NAPLES II: High loading dose of atorvastatin reduces incidence of periprocedural MI in elective PCI
A loading dose of atorvastatin administered prior to percutaneous coronary intervention was associated with cardioprotective effects and a reduced incidence of periprocedural MI.
Researchers for the NAPLES II trial enrolled 668 statin-naive patients undergoing PCI. They randomly assigned patients to receive either a loading dose of 80 mg atorvastatin (Lipitor, Pfizer) (n=338) or no statin (n=330).

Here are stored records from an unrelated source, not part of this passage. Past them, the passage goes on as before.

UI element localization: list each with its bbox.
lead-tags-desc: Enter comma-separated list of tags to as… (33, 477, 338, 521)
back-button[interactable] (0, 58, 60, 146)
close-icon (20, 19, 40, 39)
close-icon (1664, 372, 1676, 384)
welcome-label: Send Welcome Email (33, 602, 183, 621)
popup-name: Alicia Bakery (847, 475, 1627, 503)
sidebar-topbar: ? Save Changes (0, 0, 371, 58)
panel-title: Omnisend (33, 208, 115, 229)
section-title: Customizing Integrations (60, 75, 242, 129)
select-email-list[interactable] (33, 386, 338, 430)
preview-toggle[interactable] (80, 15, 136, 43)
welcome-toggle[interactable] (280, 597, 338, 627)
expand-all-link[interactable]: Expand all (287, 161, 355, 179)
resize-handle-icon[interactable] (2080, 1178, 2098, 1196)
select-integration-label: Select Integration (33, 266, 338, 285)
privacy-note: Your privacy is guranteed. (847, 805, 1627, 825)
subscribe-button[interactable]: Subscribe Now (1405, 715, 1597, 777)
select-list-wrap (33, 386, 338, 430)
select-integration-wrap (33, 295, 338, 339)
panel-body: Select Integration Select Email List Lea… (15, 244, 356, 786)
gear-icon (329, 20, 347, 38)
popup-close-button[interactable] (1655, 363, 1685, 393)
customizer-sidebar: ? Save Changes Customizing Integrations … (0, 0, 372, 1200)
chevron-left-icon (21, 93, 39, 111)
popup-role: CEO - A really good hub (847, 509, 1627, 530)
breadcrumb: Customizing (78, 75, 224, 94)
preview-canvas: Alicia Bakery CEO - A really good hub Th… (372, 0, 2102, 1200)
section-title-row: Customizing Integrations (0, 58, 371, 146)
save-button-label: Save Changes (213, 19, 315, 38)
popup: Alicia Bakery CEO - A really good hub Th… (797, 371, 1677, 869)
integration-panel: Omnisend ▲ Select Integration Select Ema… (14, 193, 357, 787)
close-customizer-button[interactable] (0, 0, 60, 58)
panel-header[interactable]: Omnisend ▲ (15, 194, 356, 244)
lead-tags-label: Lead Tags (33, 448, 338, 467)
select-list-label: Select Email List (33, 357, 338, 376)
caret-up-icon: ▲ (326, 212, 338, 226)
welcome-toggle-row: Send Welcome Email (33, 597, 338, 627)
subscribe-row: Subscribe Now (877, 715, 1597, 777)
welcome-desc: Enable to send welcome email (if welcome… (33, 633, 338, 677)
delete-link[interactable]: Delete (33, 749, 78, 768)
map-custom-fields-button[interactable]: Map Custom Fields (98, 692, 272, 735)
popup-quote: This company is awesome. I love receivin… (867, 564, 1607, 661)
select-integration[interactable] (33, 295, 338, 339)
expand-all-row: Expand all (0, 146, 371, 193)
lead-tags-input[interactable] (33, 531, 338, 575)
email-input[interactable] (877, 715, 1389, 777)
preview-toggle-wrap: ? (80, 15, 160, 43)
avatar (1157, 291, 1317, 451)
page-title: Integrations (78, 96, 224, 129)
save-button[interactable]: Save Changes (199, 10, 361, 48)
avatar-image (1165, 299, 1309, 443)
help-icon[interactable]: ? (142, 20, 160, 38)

Creatinine kinase myocardial isoenzyme (CK-MB) (upper limit of normal 3.5 ng/mL) and cardiac troponin levels (upper limit of normal 0.10 ng/mL) were measured at six hours and 12 hours following PCI. The primary endpoint was the rate of periprocedural MI, with periprocedural MI being defined as CK-MB three times the upper limit of normal.
According to the study results, the incidence of CK-MB elevation three times the upper limit of normal was lower in the atorvastatin group vs. the control group (9.5% vs. 15.8%, OR=0.56; 95% CI, 0.35-0.89). Cardiac troponin levels three times the upper limit of normal were also lower in the atorvastatin group vs. control (26.6% vs. 39.1%, OR=0.56; 95% CI, 0.40-0.78). A post hoc analysis revealed an interaction between treatment strategy and baseline CRP levels (P=.004), and that cardioprotective effects were greater in the subgroup of patients with elevated CRP levels at baseline (P=.016 for elevated CK-MB and P=.002 for elevated cardiac troponin).
“This randomized study supports the cardioprotective effect of a single, high (80 mg) loading dose of atorvastatin administered within 24 hours prior to stent implantation,” the researchers concluded.
Cardiology Today reported the results of the trial when they were presented at the American College of Cardiology's 58th Scientific Sessions earlier this year.
Briguori C. J Am Coll Cardiol. 2009;doi:10.1016/j.jacc.2009.07.005.
The study is really terrific. To my knowledge, the first observation as to a benefit of statins in pretreatment made was actually in a paper by one of my former fellows. I wondered at the time whether statin pretreatment might turn out the way that clopidogrel pretreatment did. Of course, at the time, it seemed a bit outlandish. How could statins, which lower cholesterol and which take several months to do so, have any benefit just given before an angioplasty or stenting procedure? It turned out in that early analysis that it did, but that was a non-randomized analysis and those were observational data. In a follow-up paper, we showed that the benefit might be confined to patients with elevated baseline CRP, suggesting an anti-inflammatory and not lipid-lowering effect.
What this trial and ARMYDA-RECAPTURE have shown in prospective randomized clinical trials is that statin pretreatment really does seem to reduce ischemic events – particularly periprocedural MI. The data are believable and the data from this particular trial are robust. While a purist might say that it is still not enough evidence to routinely recommend statin pretreatment, in my own opinion and in my practice, I do not see the downside. Patients who are undergoing PCI are going to need to be on a statin anyway, barring an allergy or an intolerance, so there really is no harm in starting it beforehand. And now a number of studies – small, randomized clinical trials, and larger, nonrandomized data sets, support the concept that statin pretreatment reduces preprocedural MI. I do not see a downside and I would probably recommend it. Having said that, sure it would be nice to have larger studies examining this to see whether endpoints such as mortality are favorably reduced, but those would be extremely large trials and they probably are not going to happen. In the absence of those trials, this smaller, mechanistic study is quite believable and enough to influence my practice.